Prime Minister Anthony Albanese and Toto (Image: Anthony Albanese/Facebook, Private Media)

In Toto Someone’s made a Twitter account for new Prime Minister Anthony Albanese’s dog Toto, complete with that twee “hewwo fwendz” dogspeak.

Say what you want about the right wing in Australia, at least it never pulls this bullshit (well, almost never — in mid-2021 The Daily Telegraph published a column from the point of view of Scott Morrison’s dog Buddy, instantly upping the level of humanity across its commentary team).

But ever since the Obama White House account told Bo to “stop trying to make fetch happen“, centre-left politics has been awash with cutesy humanising nonsense.

As it turns out, the account isn’t an official bit of ALP public relations, it’s the work of a Twitter rando with a similar dog. He claims he has no particular connection to politics, which probably explains why there’s no tweet announcing “It wooks wike Daddy turned back a boat full of despewat hoomans!

Farewell to Finn “Can we expect a lynching on the steps here?” Thus Victorian Liberal Bernie Finn bowed out of politics with the grace and restraint we’ve come to expect.

According to Finn himself, moves to expel the obsessively anti-abortion MLC have been afoot for years — back in 2017, he put out a (swiftly deleted) Facebook post in which he claimed a “small but poisonous group within the organisation of the Victorian Liberal Party” had for two-and-a-half years “subjected me to a vile campaign of lies aimed at destroying my character and removing me from Parliament”.

He called on then state president Michael Kroger to remove these “loathsome scum” and “pieces of excrement”. Indeed for a free speech warrior, Finn sure backed away from a lot of what he had to say — in yet another deleted post late last year, he once compared Victorian Premier Dan Andrews to Adolf Hitler. Which is doubly ironic given, a month earlier, Finn’s thirst for denying women autonomy over their bodies had blinded him to the apparent neo-Nazi views of a speaker at an anti-abortion rally he ran.

Following the US Supreme Court decision that threatened to undermine the protections of Roe v Wade, Finn posted that he was praying for abortion to be banned in Victoria, even in the case of victims of sexual assault.

It was the last straw for a politician whose combination of very old-fashioned religious intolerance and a distinctly modern addiction to posting proved his downfall.

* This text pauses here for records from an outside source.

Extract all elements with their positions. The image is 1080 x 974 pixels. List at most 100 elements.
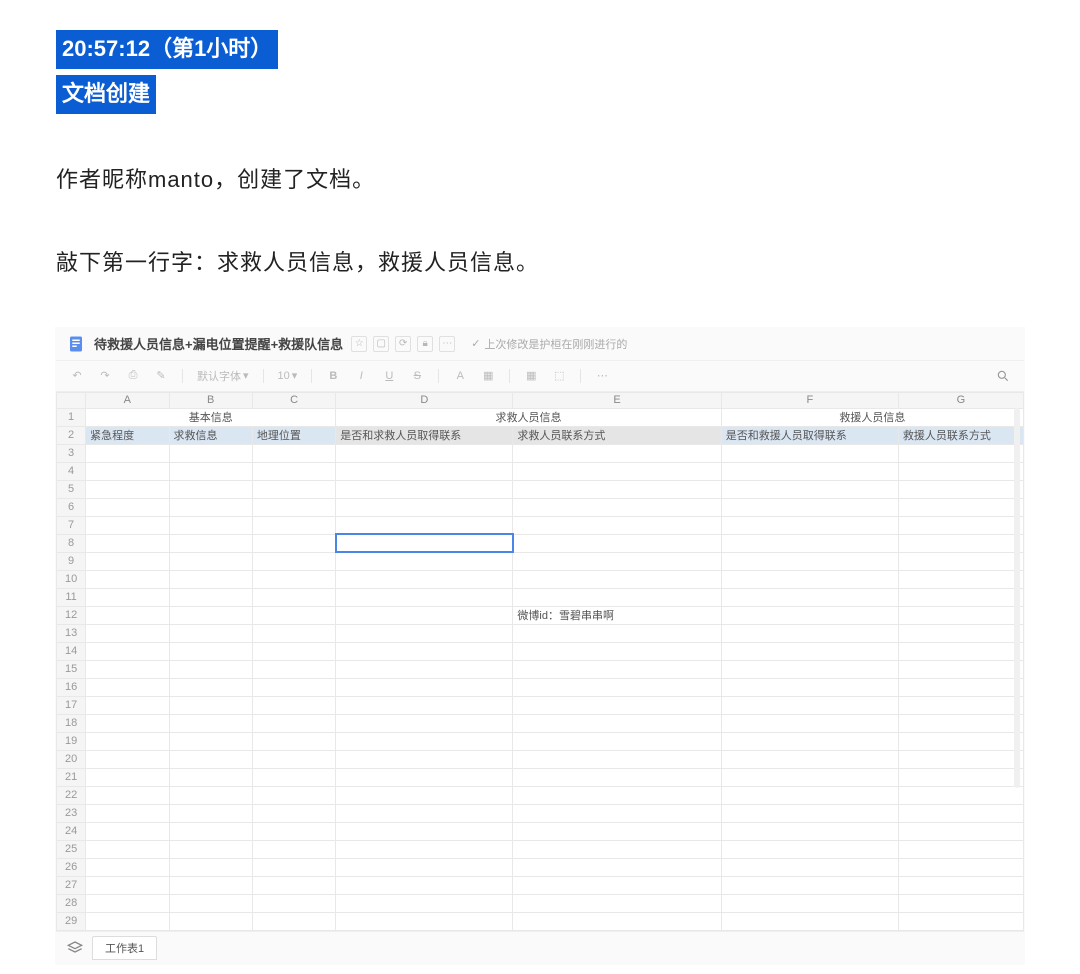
cell-G13[interactable] bbox=[898, 624, 1023, 642]
cell-B24[interactable] bbox=[169, 822, 252, 840]
font-size-select[interactable]: 10▾ bbox=[278, 369, 298, 382]
cell-E9[interactable] bbox=[513, 552, 721, 570]
cell-A11[interactable] bbox=[86, 588, 169, 606]
cell-F28[interactable] bbox=[721, 894, 898, 912]
row-header-7[interactable]: 7 bbox=[57, 516, 86, 534]
row-header-19[interactable]: 19 bbox=[57, 732, 86, 750]
cell-F3[interactable] bbox=[721, 444, 898, 462]
cell-D15[interactable] bbox=[336, 660, 513, 678]
row-header-20[interactable]: 20 bbox=[57, 750, 86, 768]
cell-G7[interactable] bbox=[898, 516, 1023, 534]
more-icon[interactable]: ⋯ bbox=[439, 336, 455, 352]
cell-B20[interactable] bbox=[169, 750, 252, 768]
cell-F5[interactable] bbox=[721, 480, 898, 498]
cell-E5[interactable] bbox=[513, 480, 721, 498]
row-header-28[interactable]: 28 bbox=[57, 894, 86, 912]
cell-G17[interactable] bbox=[898, 696, 1023, 714]
sheets-menu-icon[interactable] bbox=[66, 939, 84, 957]
vertical-scrollbar[interactable] bbox=[1014, 408, 1020, 788]
cell-F2[interactable]: 是否和救援人员取得联系 bbox=[721, 426, 898, 444]
cell-C3[interactable] bbox=[252, 444, 335, 462]
cell-D3[interactable] bbox=[336, 444, 513, 462]
cell-B17[interactable] bbox=[169, 696, 252, 714]
cell-C6[interactable] bbox=[252, 498, 335, 516]
cell-D12[interactable] bbox=[336, 606, 513, 624]
row-header-1[interactable]: 1 bbox=[57, 408, 86, 426]
cell-F9[interactable] bbox=[721, 552, 898, 570]
text-color-button[interactable]: A bbox=[453, 367, 467, 385]
cell-C4[interactable] bbox=[252, 462, 335, 480]
row-header-15[interactable]: 15 bbox=[57, 660, 86, 678]
row-header-13[interactable]: 13 bbox=[57, 624, 86, 642]
cell-G20[interactable] bbox=[898, 750, 1023, 768]
cell-C11[interactable] bbox=[252, 588, 335, 606]
cell-A18[interactable] bbox=[86, 714, 169, 732]
cell-F13[interactable] bbox=[721, 624, 898, 642]
cell-D9[interactable] bbox=[336, 552, 513, 570]
cell-A19[interactable] bbox=[86, 732, 169, 750]
cell-G8[interactable] bbox=[898, 534, 1023, 552]
cell-C19[interactable] bbox=[252, 732, 335, 750]
cell-G3[interactable] bbox=[898, 444, 1023, 462]
cell-E23[interactable] bbox=[513, 804, 721, 822]
cell-B3[interactable] bbox=[169, 444, 252, 462]
bold-button[interactable]: B bbox=[326, 367, 340, 385]
cell-E20[interactable] bbox=[513, 750, 721, 768]
cell-A3[interactable] bbox=[86, 444, 169, 462]
row-header-26[interactable]: 26 bbox=[57, 858, 86, 876]
folder-icon[interactable]: ▢ bbox=[373, 336, 389, 352]
cell-E8[interactable] bbox=[513, 534, 721, 552]
cell-B16[interactable] bbox=[169, 678, 252, 696]
cell-D20[interactable] bbox=[336, 750, 513, 768]
cell-D17[interactable] bbox=[336, 696, 513, 714]
cell-A16[interactable] bbox=[86, 678, 169, 696]
cell-B26[interactable] bbox=[169, 858, 252, 876]
cell-A8[interactable] bbox=[86, 534, 169, 552]
cell-D10[interactable] bbox=[336, 570, 513, 588]
cell-B27[interactable] bbox=[169, 876, 252, 894]
cell-E18[interactable] bbox=[513, 714, 721, 732]
star-icon[interactable]: ☆ bbox=[351, 336, 367, 352]
cell-D24[interactable] bbox=[336, 822, 513, 840]
cell-A25[interactable] bbox=[86, 840, 169, 858]
cell-F18[interactable] bbox=[721, 714, 898, 732]
cell-D26[interactable] bbox=[336, 858, 513, 876]
row-header-3[interactable]: 3 bbox=[57, 444, 86, 462]
font-family-select[interactable]: 默认字体▾ bbox=[197, 368, 249, 384]
row-header-11[interactable]: 11 bbox=[57, 588, 86, 606]
cell-E17[interactable] bbox=[513, 696, 721, 714]
cell-B6[interactable] bbox=[169, 498, 252, 516]
merged-header-basic[interactable]: 基本信息 bbox=[86, 408, 336, 426]
cell-G28[interactable] bbox=[898, 894, 1023, 912]
col-header-B[interactable]: B bbox=[169, 392, 252, 408]
cell-A26[interactable] bbox=[86, 858, 169, 876]
cell-B11[interactable] bbox=[169, 588, 252, 606]
row-header-21[interactable]: 21 bbox=[57, 768, 86, 786]
cell-A6[interactable] bbox=[86, 498, 169, 516]
cell-C24[interactable] bbox=[252, 822, 335, 840]
cell-D7[interactable] bbox=[336, 516, 513, 534]
cell-C13[interactable] bbox=[252, 624, 335, 642]
col-header-D[interactable]: D bbox=[336, 392, 513, 408]
row-header-4[interactable]: 4 bbox=[57, 462, 86, 480]
cell-G16[interactable] bbox=[898, 678, 1023, 696]
cell-F16[interactable] bbox=[721, 678, 898, 696]
cell-G25[interactable] bbox=[898, 840, 1023, 858]
cell-E10[interactable] bbox=[513, 570, 721, 588]
borders-button[interactable]: ▦ bbox=[524, 367, 538, 385]
cell-A28[interactable] bbox=[86, 894, 169, 912]
fill-color-button[interactable]: ▦ bbox=[481, 367, 495, 385]
cell-E11[interactable] bbox=[513, 588, 721, 606]
row-header-23[interactable]: 23 bbox=[57, 804, 86, 822]
cell-F23[interactable] bbox=[721, 804, 898, 822]
cell-F22[interactable] bbox=[721, 786, 898, 804]
cell-G9[interactable] bbox=[898, 552, 1023, 570]
cell-E7[interactable] bbox=[513, 516, 721, 534]
underline-button[interactable]: U bbox=[382, 367, 396, 385]
cell-F15[interactable] bbox=[721, 660, 898, 678]
cell-C29[interactable] bbox=[252, 912, 335, 930]
cell-C25[interactable] bbox=[252, 840, 335, 858]
col-header-A[interactable]: A bbox=[86, 392, 169, 408]
cell-G12[interactable] bbox=[898, 606, 1023, 624]
doc-title[interactable]: 待救援人员信息+漏电位置提醒+救援队信息 bbox=[94, 334, 343, 353]
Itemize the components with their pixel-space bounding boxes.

Safe as houses It’s a genre of filler news story now so common that you can pick the rhythms and catchphrases as surely as those of a hacky sitcom. A newspaper interviews a photogenic young couple who, rather than sit around moaning about intergenerational theft, went and bought their dream house with nothing but gumption, hard work and cutting avocado on toast from their diet.

And then there’s a pause and you set your watch to see how long it takes the phrase “… also my dad gave me a million dollars” to kick the door in.

So I suppose the Herald Sun deserves credit for mixing it up in the grimmest way imaginable. It told the story of Jane Sayner, a 74-year-old woman who was “finally able to turn off her 3am alarm and retire from her job at an Epping fruit and vegetable market after inheriting her long-time home off her late landlord” — a sentence which, in its every clause, makes us want to walk into the sea.

We in the bunker are obviously delighted that Sayner has been afforded the dignity to finally take some well-earned time to garden and travel. And we have to give the Hun credit for at least acknowledging that this is part of a wider problem towards the end of the piece.

But that someone in their mid-70s had to work full time to merely continue to live in a flat they could never afford to buy is not a particularly feel-good story.